The stage at the Tumanishvili Theater opens like a wound. Inside it, a well—bottomless, ancient, echoing—waits for the audience to fall in. MADRE, the latest work by Marco Martinelli and Ermanna Montanari of Teatro delle Albe, does not unfold as a play in the traditional sense. It breathes, groans, and meditates as a stage poem—a tragic psalm for a planet losing its own maternal voice. Presented at the GIFT Festival in Tbilisi, the performance becomes a strange form of modern ritual: a requiem for humanity’s addiction to progress.

Ermanna Montanari’s voice, half incantation, half erosion, sets the tone for this journey into the underworld. The mother, trapped in the well, speaks from a depth that feels geological. Her words carry the sediment of centuries, of myths that have crumbled into dust. She is both an individual and an element—a maternal Earth that has ceased to nurture and has begun to decay. Marco Martinelli frames this descent in language that oscillates between prophetic urgency and fable-like simplicity, echoing Dante and Pasolini in equal measure. The audience, seated in the semi-darkness, becomes a congregation listening to the Earth confess its exhaustion.

The son—an emblem of modern man, frantic and mechanized—tries to rescue her with the tools of civilization: pipes, engines, tires, iron. Each object is an artifact of ingenuity and despair. The well grows deeper with every attempt, as if technology itself were widening the abyss it claims to bridge. Daniel Roccato’s sound design layers industrial rumble and subterranean resonance, transforming the theater into a metallic cathedral where faith has been replaced by the hum of machines.
There is no salvation in MADRE. The mother’s serenity, her calm acceptance of the underground, is more unsettling than her fall. She does not plead for deliverance. She dissolves into the darkness with the composure of something that has understood the end as a natural state. Montanari performs her with a slow-burning gravity—her face a flickering landscape between agony and transcendence. Each pause in her speech is a chasm. Each exhalation feels like the final breath of an ecosystem.

Teatro delle Albe has spent four decades mapping the border between theater and myth, between political urgency and spiritual lament. Their MADRE belongs to this lineage, yet it feels like an epitaph to it. The work’s poetic density replaces narrative with resonance, inviting the spectator into an experience closer to a medieval mystery play than to a modern drama. Martinelli’s writing does not describe; it invokes. The text exists as a score of images—burned fields, drowned voices, rusted altars.
In the Tumanishvili theater’s compact space, the production achieves the intimacy of an inner vision. Light and shadow behave as moral forces. Stefano Ricci’s visual design shapes the darkness into architecture; every glint of reflection feels like a signal from another realm. The stage becomes an x-ray of the human condition—its bones made of iron and its heart encased in asphalt.
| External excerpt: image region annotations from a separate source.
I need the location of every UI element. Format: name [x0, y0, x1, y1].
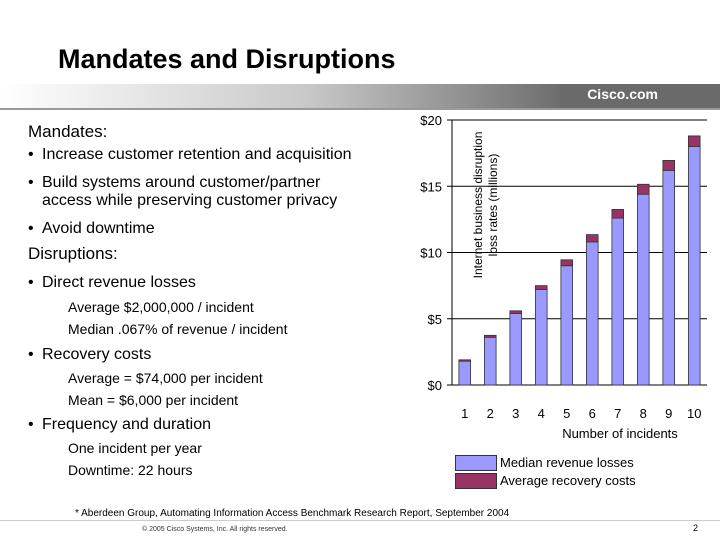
disruption-item-1: • Direct revenue losses — [28, 274, 196, 292]
bar-revenue-loss — [662, 169, 676, 386]
bar-revenue-loss — [611, 217, 625, 386]
bar-recovery-cost — [611, 209, 625, 219]
disruption-3-sub-1: One incident per year — [68, 440, 202, 456]
bullet-icon: • — [28, 346, 34, 363]
bar-recovery-cost — [560, 259, 574, 267]
mandates-heading: Mandates: — [28, 122, 108, 141]
bar-recovery-cost — [636, 183, 650, 195]
y-axis-title-line2: loss rates (millions) — [486, 154, 500, 257]
mandate-item-3: • Avoid downtime — [28, 220, 155, 238]
bar-recovery-cost — [534, 285, 548, 290]
legend-swatch-recovery — [455, 473, 497, 489]
bar-recovery-cost — [509, 310, 523, 314]
disruption-item-1-text: Direct revenue losses — [42, 274, 196, 291]
mandate-item-2: • Build systems around customer/partner — [28, 174, 320, 192]
bar-revenue-loss — [509, 313, 523, 386]
bar-recovery-cost — [458, 359, 472, 362]
x-tick-label: 4 — [538, 406, 545, 421]
bullet-icon: • — [28, 274, 34, 291]
bar-recovery-cost — [687, 135, 701, 147]
x-tick-label: 6 — [589, 406, 596, 421]
x-tick-label: 2 — [487, 406, 494, 421]
disruption-1-sub-2: Median .067% of revenue / incident — [68, 321, 288, 337]
copyright: © 2005 Cisco Systems, Inc. All rights re… — [142, 526, 288, 533]
bullet-icon: • — [28, 146, 34, 163]
bar-revenue-loss — [636, 193, 650, 386]
disruption-item-2: • Recovery costs — [28, 346, 151, 364]
y-tick-label: $20 — [420, 113, 442, 128]
x-tick-label: 8 — [640, 406, 647, 421]
y-tick-label: $10 — [420, 246, 442, 261]
brand-logo-text: Cisco.com — [587, 86, 658, 102]
x-axis-title: Number of incidents — [562, 426, 678, 441]
bullet-icon: • — [28, 174, 34, 191]
x-tick-label: 3 — [512, 406, 519, 421]
legend-label-recovery: Average recovery costs — [500, 473, 636, 488]
disruption-2-sub-2: Mean = $6,000 per incident — [68, 392, 239, 408]
legend-swatch-revenue — [455, 455, 497, 471]
disruption-3-sub-2: Downtime: 22 hours — [68, 462, 193, 478]
footer-rule — [0, 520, 720, 521]
x-tick-label: 9 — [665, 406, 672, 421]
header-gradient — [0, 84, 560, 108]
x-tick-label: 1 — [461, 406, 468, 421]
legend-label-revenue: Median revenue losses — [500, 455, 634, 470]
bar-revenue-loss — [687, 146, 701, 386]
bar-recovery-cost — [483, 334, 497, 338]
disruptions-heading: Disruptions: — [28, 244, 118, 263]
mandate-item-1-text: Increase customer retention and acquisit… — [42, 146, 352, 163]
bullet-icon: • — [28, 220, 34, 237]
bar-revenue-loss — [534, 289, 548, 386]
x-tick-label: 7 — [614, 406, 621, 421]
bar-recovery-cost — [585, 234, 599, 243]
disruption-2-sub-1: Average = $74,000 per incident — [68, 370, 263, 386]
page-number: 2 — [692, 523, 698, 533]
y-tick-label: $15 — [420, 179, 442, 194]
bar-revenue-loss — [458, 360, 472, 386]
bar-recovery-cost — [662, 160, 676, 171]
bar-revenue-loss — [585, 241, 599, 386]
y-tick-label: $5 — [428, 312, 442, 327]
x-tick-label: 5 — [563, 406, 570, 421]
mandate-item-1: • Increase customer retention and acquisi… — [28, 146, 352, 164]
header-rule — [0, 108, 720, 110]
bar-revenue-loss — [483, 336, 497, 386]
mandate-item-2-cont: access while preserving customer privacy — [42, 192, 338, 209]
x-tick-label: 10 — [687, 406, 701, 421]
disruption-item-3-text: Frequency and duration — [42, 416, 211, 433]
disruption-item-2-text: Recovery costs — [42, 346, 152, 363]
header-dark-block — [560, 84, 720, 108]
bullet-icon: • — [28, 416, 34, 433]
bar-revenue-loss — [560, 265, 574, 386]
y-axis-title: Internet business disruption — [471, 132, 485, 279]
page-title: Mandates and Disruptions — [58, 44, 396, 74]
disruption-1-sub-1: Average $2,000,000 / incident — [68, 299, 254, 315]
disruption-item-3: • Frequency and duration — [28, 416, 211, 434]
mandate-item-2-text: Build systems around customer/partner — [42, 174, 321, 191]
y-tick-label: $0 — [428, 378, 442, 393]
header-bar: Cisco.com — [0, 84, 720, 110]
footnote: * Aberdeen Group, Automating Information… — [75, 508, 510, 519]
mandate-item-3-text: Avoid downtime — [42, 220, 155, 237]
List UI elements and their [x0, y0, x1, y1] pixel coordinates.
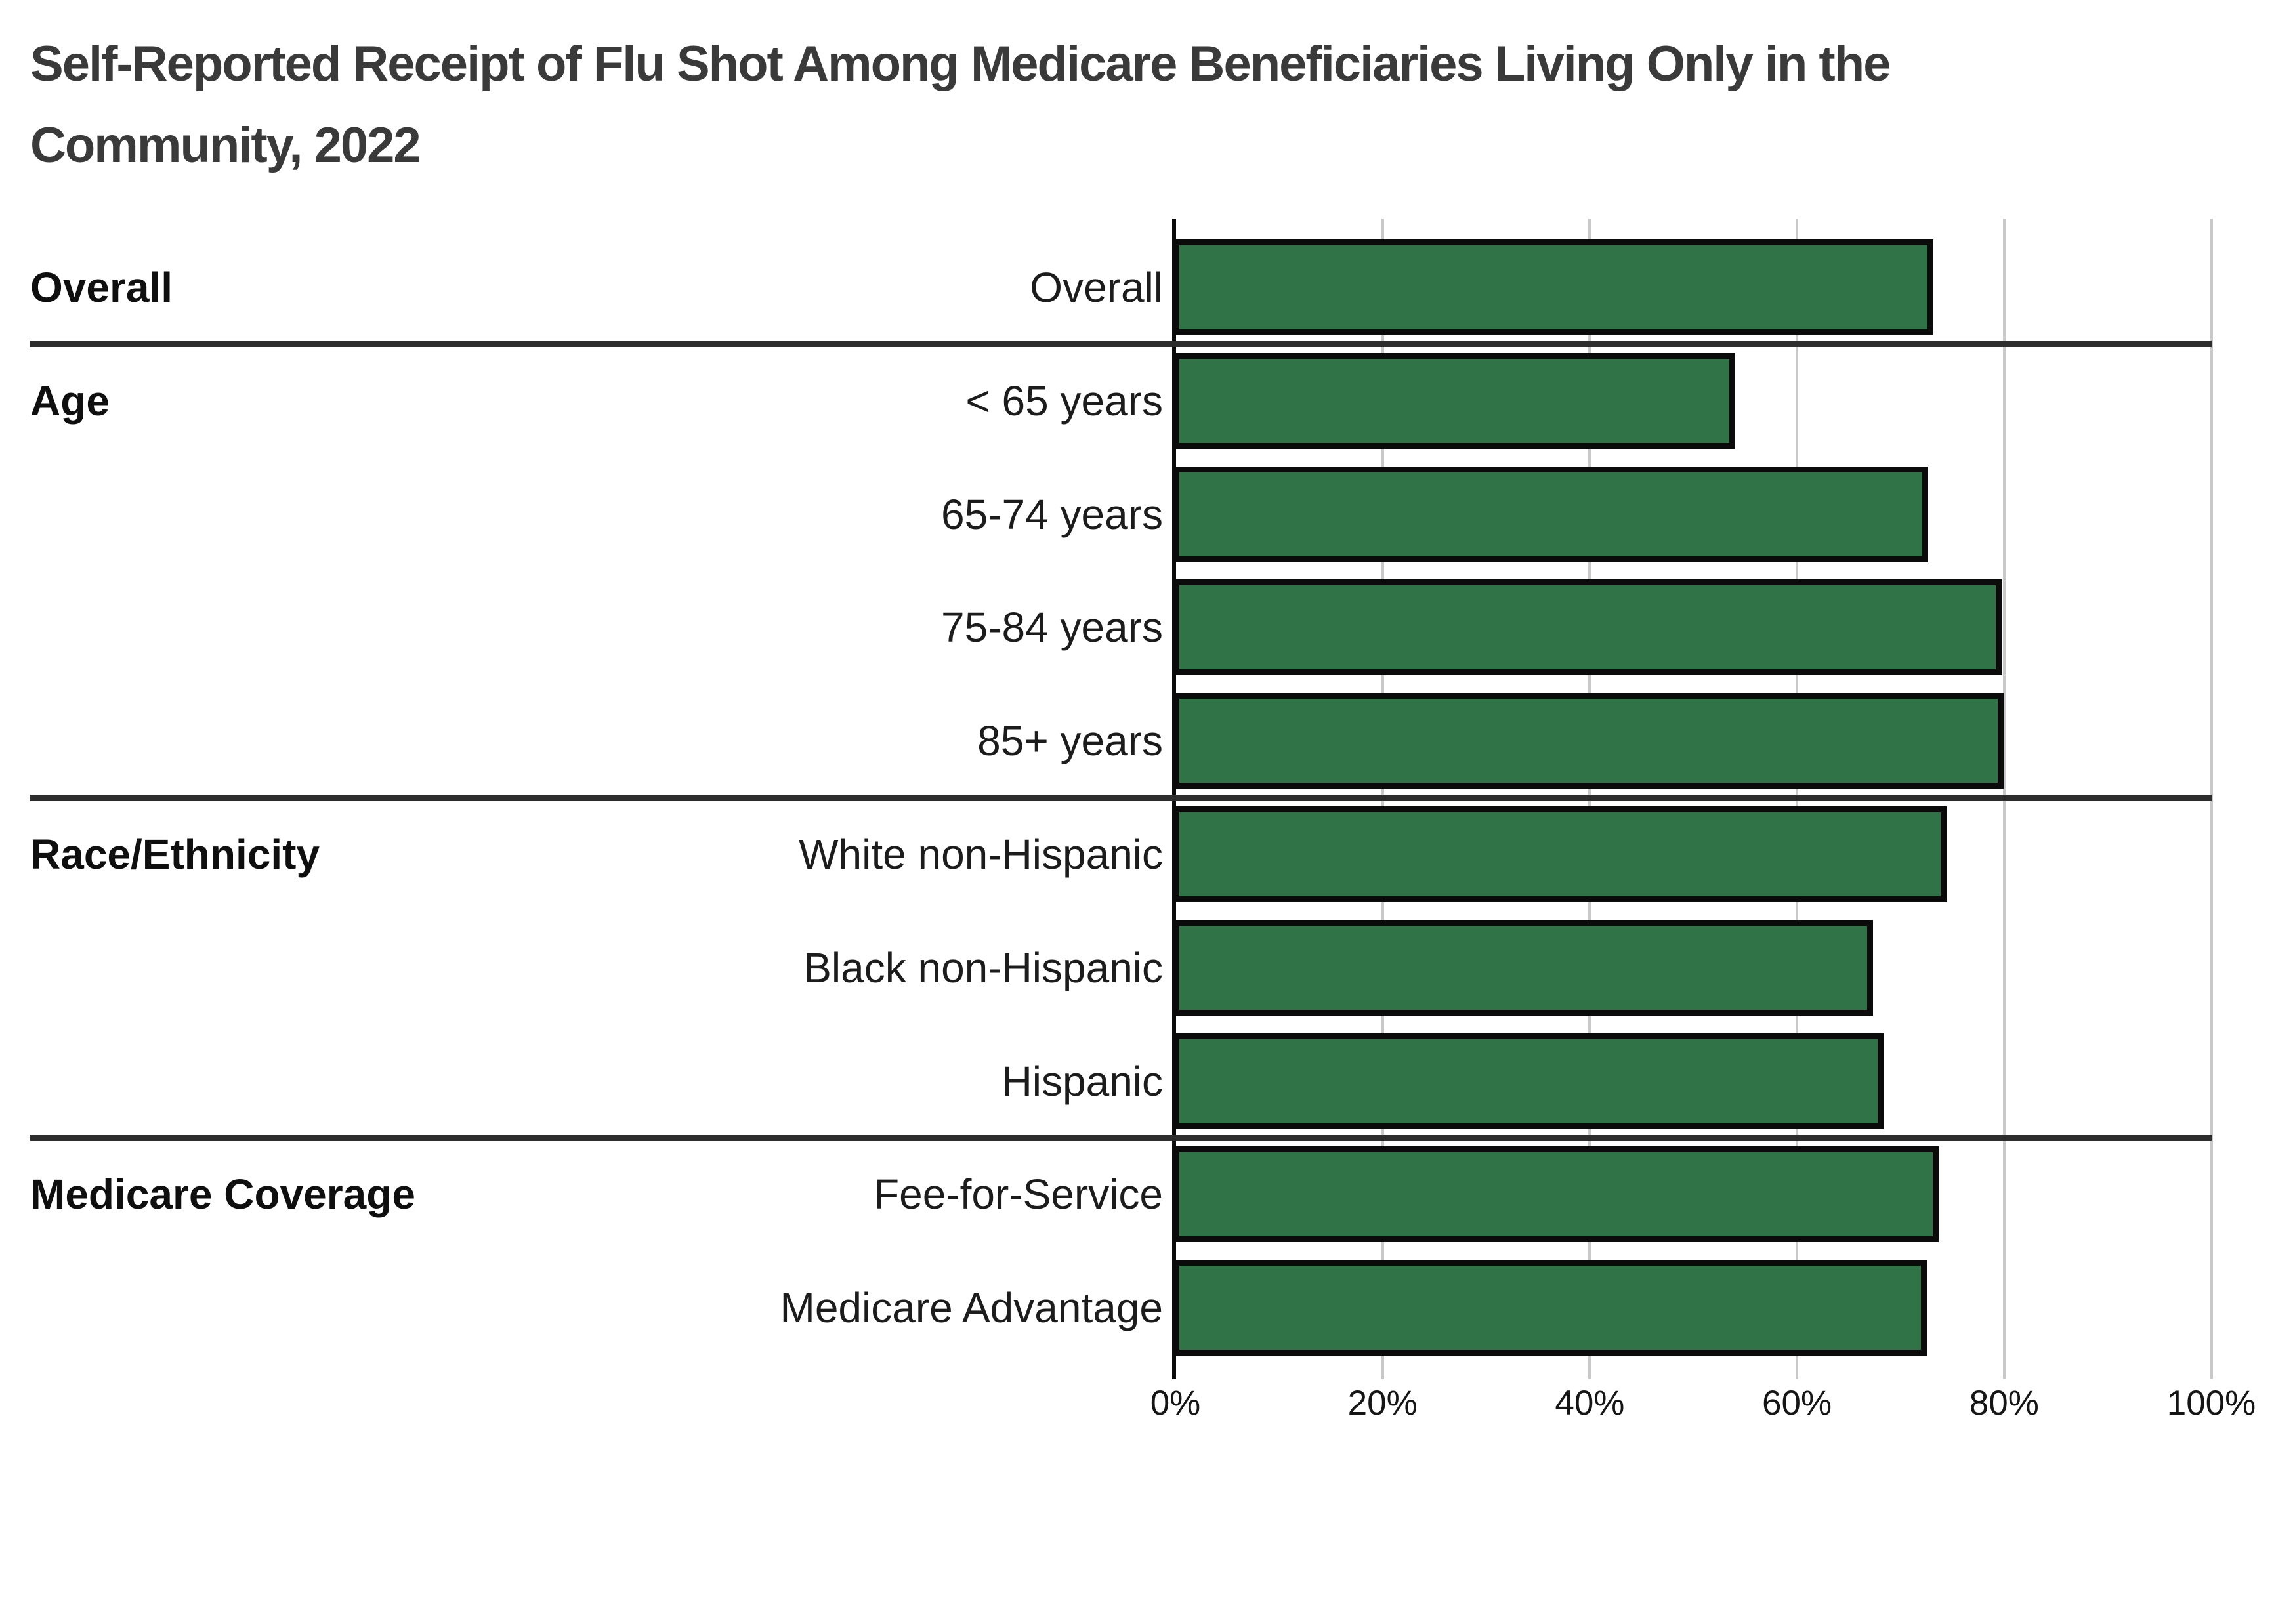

The well, in this cosmology, is not only a place of descent but a mirror turned downward. It reflects our collective face: exhausted, luminous, and slightly terrified. MADRE does not accuse; it mourns. The mourning, though, carries a strange dignity. There is a quiet beauty in watching a civilization confront its own reflection and recognize its resemblance to its dying mother.
At the end, silence becomes the final character. It lingers long after the lights fade, like the echo of an unanswered prayer. The audience remains seated, suspended between awe and unease. The performance leaves them not with catharsis, but with the uneasy clarity of having stared into the well and seen how much of the world is already at the bottom.

Teatro delle Albe’s MADRE is an act of philosophical theater in an era that rarely permits reflection. It speaks through images rather than slogans, through vibration rather than spectacle. In the context of the GIFT Festival—a space dedicated to cross-cultural artistic communion—it resonates as a reminder that the most radical gesture in art today might be contemplation itself.
In Tbilisi, where histories of collapse and renewal coexist within every street, MADRE feels almost prophetic. It stages the collapse of illusion without despair, transforming apocalypse into awareness. In the theater’s dim well of light, humanity listens to its own voice fading into the earth. And for a moment, the echo sounds like prayer.